アル・ファシアにはモロッコの基本的な料理しかないが、一つ一つがとても丁寧に作られていて、材料もしっかりと厳選されている。それに前菜二品、メイン一品なら日本人二人にはちょうど良い量。お腹もはち切れずに済んだ。会計はワイン込みで550ディラハム=5500円。何が良いとはうまく言えないのだが、三週間のモロッコ滞在中最も美味い飯だった事は間違いない。シーズンオフのこの時期にこれほど混むのも納得。

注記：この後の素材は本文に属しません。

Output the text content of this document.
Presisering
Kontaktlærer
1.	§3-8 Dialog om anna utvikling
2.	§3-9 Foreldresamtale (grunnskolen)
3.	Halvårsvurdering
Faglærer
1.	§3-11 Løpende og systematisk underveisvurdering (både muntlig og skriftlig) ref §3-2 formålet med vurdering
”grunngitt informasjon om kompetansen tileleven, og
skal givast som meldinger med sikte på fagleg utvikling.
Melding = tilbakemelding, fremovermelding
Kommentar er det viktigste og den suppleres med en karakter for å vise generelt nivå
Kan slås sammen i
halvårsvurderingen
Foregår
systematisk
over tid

カイロ・ハーン・ハリーリーの鳩詰め老舗ファラハトのハマーム・マハシー
三つ目の写真はエジプト・カイロで食べた鳩のご飯詰め「ハマーム・マハシー」。
現地在住のサイード&ミレイユ夫婦にイスラミックカイロにあるハーンハリーリー名物の鳩のご飯詰め専門店フラハトへ連れて行ってもらった。サイードに鳩のご飯詰めの正しい食べ方を教わりながら頂く。これが感動する美味さ。鶏と比べて身は少ないが、コクがあり、まさにジビエの味。付け合わせの鳩出汁スープもレモンを搾って濃厚な出汁をガラスのコップで頂く。中のご飯にも鳩の味が染みていて最高。ミレイユさん曰く「精が付くと言われている料理なんです。日本で言うとウナギかしら」。まさにその通り! ウナギもご飯とセットだし、精が付く料理だし、味付けもなんとなく似ている。お店のオンボロで体育会系な佇まいも含めて! 鳩のご飯詰め「ハマーム・マハシー」はエジプトの鰻重なり! あんまり美味いので翌々日に再び訪れてしまった。
それでは今日から通常営業に戻ります。旅で一財産使い果たしてしまったのでフルに働かねば! 気になる音楽や料理がある方、仕事を是非よろしく。そして本年もよろしくお願いします。